Giovani, ma da ormai vent’anni nella scena roots rock americana Rebecca e Megan arrivano al traguardo dell’ottavo album in studio accompagnato da una manciata di ep ed un paio di live che hanno attraversato questa prima fase del nuovo millennio, tra collaborazioni illustri, premi ed una schiera di fans che aumenta di album in album.
Diciamolo subito “Bloom” è l’album più bello, ruggente e deciso dei Larkin Poe, band che può sicuramente essere considerata una delle leader del nuovo movimento roots/southern rock insieme a quella manciata di gruppi che stanno riportando il genere ai vecchi splendori degli anni settanta.

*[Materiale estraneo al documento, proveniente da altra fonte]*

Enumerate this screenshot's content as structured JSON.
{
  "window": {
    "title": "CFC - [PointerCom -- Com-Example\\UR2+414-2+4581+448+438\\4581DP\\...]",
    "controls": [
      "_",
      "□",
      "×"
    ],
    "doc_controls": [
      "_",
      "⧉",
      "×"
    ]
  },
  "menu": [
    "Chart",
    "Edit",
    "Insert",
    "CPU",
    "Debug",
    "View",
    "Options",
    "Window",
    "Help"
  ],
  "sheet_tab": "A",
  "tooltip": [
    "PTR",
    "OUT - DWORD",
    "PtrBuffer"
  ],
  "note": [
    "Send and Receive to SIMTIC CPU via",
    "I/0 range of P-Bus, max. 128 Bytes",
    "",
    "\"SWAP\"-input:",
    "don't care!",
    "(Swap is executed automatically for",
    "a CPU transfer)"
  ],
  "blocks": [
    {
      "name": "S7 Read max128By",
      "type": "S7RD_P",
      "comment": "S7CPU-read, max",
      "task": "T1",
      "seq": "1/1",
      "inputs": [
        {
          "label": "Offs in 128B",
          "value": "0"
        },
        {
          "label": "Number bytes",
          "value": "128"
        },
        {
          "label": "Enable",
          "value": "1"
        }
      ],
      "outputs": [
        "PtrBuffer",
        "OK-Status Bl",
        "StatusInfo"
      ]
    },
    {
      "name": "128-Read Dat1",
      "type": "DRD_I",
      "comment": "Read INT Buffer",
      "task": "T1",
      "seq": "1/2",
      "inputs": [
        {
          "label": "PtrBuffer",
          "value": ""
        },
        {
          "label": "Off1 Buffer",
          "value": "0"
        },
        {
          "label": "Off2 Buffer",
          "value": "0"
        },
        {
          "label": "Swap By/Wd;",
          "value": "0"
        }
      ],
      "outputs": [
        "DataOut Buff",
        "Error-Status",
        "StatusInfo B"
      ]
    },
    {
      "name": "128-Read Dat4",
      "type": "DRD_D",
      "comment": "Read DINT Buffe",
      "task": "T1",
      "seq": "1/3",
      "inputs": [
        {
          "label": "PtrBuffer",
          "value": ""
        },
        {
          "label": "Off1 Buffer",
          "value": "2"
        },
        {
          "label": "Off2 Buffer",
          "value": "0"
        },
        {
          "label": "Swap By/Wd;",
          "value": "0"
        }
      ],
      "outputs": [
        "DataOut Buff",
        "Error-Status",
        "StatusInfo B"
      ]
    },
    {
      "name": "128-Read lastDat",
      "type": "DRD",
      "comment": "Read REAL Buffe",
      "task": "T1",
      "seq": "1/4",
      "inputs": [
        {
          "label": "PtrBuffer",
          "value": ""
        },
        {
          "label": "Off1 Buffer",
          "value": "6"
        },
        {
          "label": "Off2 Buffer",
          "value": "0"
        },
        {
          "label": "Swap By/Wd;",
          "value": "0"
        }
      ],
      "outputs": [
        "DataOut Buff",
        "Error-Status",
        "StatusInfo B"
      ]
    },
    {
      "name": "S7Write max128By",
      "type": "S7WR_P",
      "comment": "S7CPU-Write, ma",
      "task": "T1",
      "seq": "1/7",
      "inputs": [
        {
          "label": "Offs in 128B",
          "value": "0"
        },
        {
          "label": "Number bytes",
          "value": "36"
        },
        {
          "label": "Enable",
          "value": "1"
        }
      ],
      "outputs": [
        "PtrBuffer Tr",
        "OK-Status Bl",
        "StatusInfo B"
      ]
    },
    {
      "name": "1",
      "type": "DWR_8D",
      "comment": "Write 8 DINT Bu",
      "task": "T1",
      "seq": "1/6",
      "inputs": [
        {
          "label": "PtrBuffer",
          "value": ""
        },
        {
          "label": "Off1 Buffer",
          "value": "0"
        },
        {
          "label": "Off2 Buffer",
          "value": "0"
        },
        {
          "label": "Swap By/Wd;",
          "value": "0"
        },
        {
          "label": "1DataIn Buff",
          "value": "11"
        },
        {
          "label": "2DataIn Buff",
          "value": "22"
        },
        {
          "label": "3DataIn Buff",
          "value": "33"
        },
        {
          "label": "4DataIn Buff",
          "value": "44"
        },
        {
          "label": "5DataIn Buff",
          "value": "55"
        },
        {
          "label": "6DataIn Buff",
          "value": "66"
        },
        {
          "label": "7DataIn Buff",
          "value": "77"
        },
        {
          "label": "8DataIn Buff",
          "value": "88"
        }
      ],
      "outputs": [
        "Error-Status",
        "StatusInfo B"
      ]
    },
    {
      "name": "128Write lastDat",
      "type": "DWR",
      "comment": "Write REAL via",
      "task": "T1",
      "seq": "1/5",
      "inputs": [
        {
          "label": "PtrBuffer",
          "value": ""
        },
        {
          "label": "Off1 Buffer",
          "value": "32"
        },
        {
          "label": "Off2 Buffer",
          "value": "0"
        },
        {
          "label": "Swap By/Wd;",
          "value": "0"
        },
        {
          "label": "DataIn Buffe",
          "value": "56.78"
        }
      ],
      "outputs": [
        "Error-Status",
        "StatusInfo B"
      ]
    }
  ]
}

La voce piena di sentimento sudista di Rebecca e la chitarra dai rimandi zeppeliani di Megan non lasciano scampo e “Bloom” grazie ad un songwriting straordinario può risplendere in questa prima parte del 2025 alla voce sulla scena rock d’oltreoceano.
D’altronde che le due sorelle originarie della Georgia ma con base a Nashville potessero arrivare tranquillamente sul trono del genere si era capito già da almeno tre o quattro lavori, con gli ultimi due precedenti album (“Kindred Spirits” e “Blood Harmony”) a far gridare al miracolo gli addetti ai lavori e non solo.
Lynyrd Skynyrd, Led Zeppelin, Tyler Bryant & The Shakedown (Briant oltre a co-produrre l’album, è legato sentimentalmente a Rebecca), Blackberry Smoke, i re del southern odierno Whiskey Myers aleggiano sulle undici perle che compongono “Bloom”, entrano nella testa dell’ascoltatore e si impossessano di corpo e anime mentre la chitarra taglia come un rasoio o si trasforma in una macchina di calde emozioni sudiste.
Con “Mockingbird”, Bluephoria”, “Pearls”, “Fool Outta Me” e “Easy Love Pt.1” impreziosita dalla slide guitar e dal sapore Bad Company, si viaggia altissimi sulle strade assolate del rock impolverato di southern e di roots, insieme alle due bravissime sorelle Lovell, album da non lasciarsi scappare assolutamente, potreste innamorarvi… ancora una volta.